Imaginé par le trio Paul Abrahams, Luke Badger et Andy Richdale, et édité en France par Iello, Regicide est une petite bombe coopérative aux allures de jeu de cartes traditionnel. Son univers médiéval-fantastique se cache pourtant derrière un support on ne peut plus classique : un simple jeu de 52 cartes. Cette apparente sobriété est trompeuse, car l'expérience qui se déploie est d'une richesse surprenante.
Le principe repose sur un défi collectif : les joueurs doivent ensemble terrasser douze ennemis redoutables — valets, dames et rois — avant de succomber. À chaque tour, on joue une carte pour infliger des dégâts à l'ennemi du moment, mais celui-ci contre-attaque aussitôt : les joueurs doivent alors défausser des cartes pour absorber les coups. Si la main collective ne suffit pas à encaisser l'assaut, la partie s'arrête net. La véritable subtilité réside dans la gestion de la main : chaque couleur de carte apporte un effet spécial distinct, et les décisions tactiques s'enchaînent à un rythme soutenu.
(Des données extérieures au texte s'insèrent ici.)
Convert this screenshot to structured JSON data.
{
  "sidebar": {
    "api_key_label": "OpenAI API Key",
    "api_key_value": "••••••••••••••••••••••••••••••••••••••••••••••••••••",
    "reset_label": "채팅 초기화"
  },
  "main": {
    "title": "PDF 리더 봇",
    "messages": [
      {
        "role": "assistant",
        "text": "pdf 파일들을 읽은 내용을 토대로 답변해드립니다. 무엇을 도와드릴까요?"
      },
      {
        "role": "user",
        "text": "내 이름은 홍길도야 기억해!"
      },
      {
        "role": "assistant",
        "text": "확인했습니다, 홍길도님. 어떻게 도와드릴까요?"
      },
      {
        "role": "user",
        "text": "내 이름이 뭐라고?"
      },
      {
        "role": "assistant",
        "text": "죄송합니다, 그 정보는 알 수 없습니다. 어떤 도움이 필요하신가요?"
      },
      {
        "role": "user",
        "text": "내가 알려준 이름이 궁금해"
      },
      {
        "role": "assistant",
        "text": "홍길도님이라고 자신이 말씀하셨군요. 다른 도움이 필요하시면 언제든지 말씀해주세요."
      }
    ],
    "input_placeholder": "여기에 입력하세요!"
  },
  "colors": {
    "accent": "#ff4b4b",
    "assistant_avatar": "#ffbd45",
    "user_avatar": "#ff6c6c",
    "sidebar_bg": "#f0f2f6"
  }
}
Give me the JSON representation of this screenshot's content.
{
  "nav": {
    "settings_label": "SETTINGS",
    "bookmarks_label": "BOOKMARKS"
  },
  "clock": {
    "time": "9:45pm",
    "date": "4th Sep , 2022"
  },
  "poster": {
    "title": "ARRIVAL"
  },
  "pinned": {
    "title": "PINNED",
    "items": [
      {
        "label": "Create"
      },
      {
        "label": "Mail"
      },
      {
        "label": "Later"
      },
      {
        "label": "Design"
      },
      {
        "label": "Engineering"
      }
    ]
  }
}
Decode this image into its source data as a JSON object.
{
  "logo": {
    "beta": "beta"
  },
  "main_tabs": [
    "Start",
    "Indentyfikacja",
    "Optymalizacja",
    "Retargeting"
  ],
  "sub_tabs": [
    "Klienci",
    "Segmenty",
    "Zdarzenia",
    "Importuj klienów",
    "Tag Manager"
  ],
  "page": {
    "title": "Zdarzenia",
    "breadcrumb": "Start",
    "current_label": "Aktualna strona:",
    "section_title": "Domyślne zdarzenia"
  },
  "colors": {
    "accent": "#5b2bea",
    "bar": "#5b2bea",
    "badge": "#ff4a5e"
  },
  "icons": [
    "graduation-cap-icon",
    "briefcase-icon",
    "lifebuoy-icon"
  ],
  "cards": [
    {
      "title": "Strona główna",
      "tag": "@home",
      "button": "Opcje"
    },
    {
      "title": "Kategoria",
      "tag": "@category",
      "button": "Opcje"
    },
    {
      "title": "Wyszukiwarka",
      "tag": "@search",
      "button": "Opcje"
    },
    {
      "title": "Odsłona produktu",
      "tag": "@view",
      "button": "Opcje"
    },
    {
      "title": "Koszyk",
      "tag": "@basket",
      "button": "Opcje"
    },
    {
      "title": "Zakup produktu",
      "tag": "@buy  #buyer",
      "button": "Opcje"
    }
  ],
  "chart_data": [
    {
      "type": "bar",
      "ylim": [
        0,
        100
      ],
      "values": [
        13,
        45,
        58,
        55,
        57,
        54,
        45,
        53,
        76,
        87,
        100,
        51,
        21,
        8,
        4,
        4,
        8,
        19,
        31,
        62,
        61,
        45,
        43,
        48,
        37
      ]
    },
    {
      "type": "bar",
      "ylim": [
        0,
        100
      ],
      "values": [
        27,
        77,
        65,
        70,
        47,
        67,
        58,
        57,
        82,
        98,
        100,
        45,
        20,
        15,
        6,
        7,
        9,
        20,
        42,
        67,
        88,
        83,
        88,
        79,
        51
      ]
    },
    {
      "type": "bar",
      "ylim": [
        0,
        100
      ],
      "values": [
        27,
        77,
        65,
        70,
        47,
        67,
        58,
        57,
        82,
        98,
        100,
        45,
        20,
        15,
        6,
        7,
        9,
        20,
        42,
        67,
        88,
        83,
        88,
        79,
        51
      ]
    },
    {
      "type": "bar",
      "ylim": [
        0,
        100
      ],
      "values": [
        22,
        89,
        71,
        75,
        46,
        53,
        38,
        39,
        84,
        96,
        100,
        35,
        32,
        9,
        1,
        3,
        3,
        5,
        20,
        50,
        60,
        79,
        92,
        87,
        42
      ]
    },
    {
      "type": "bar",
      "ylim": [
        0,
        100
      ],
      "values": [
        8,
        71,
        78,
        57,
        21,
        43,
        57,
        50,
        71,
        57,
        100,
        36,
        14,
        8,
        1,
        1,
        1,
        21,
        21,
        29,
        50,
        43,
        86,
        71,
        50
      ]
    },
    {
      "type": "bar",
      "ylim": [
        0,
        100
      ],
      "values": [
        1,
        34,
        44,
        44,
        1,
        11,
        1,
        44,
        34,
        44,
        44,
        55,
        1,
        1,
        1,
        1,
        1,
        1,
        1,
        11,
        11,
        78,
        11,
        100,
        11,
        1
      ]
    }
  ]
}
En mode multijoueur, la règle interdit toute communication explicite sur les cartes en main, ce qui ajoute une tension palpable à chaque échange.
Accessible dès dix ans, Regicide se joue de un à quatre joueurs en une vingtaine de minutes à peine, ce qui en fait une option idéale pour une pause ludique rapide ou une initiation à la coopération. Sa faible complexité règlementaire n'empêche pas une profondeur stratégique réelle, qui séduira autant les familles que les joueurs expérimentés en quête d'un défi corsé en solo. Un titre discret mais attachant, dont la popularité croissante prouve qu'il n'est pas besoin d'une boîte volumineuse pour offrir une expérience mémorable.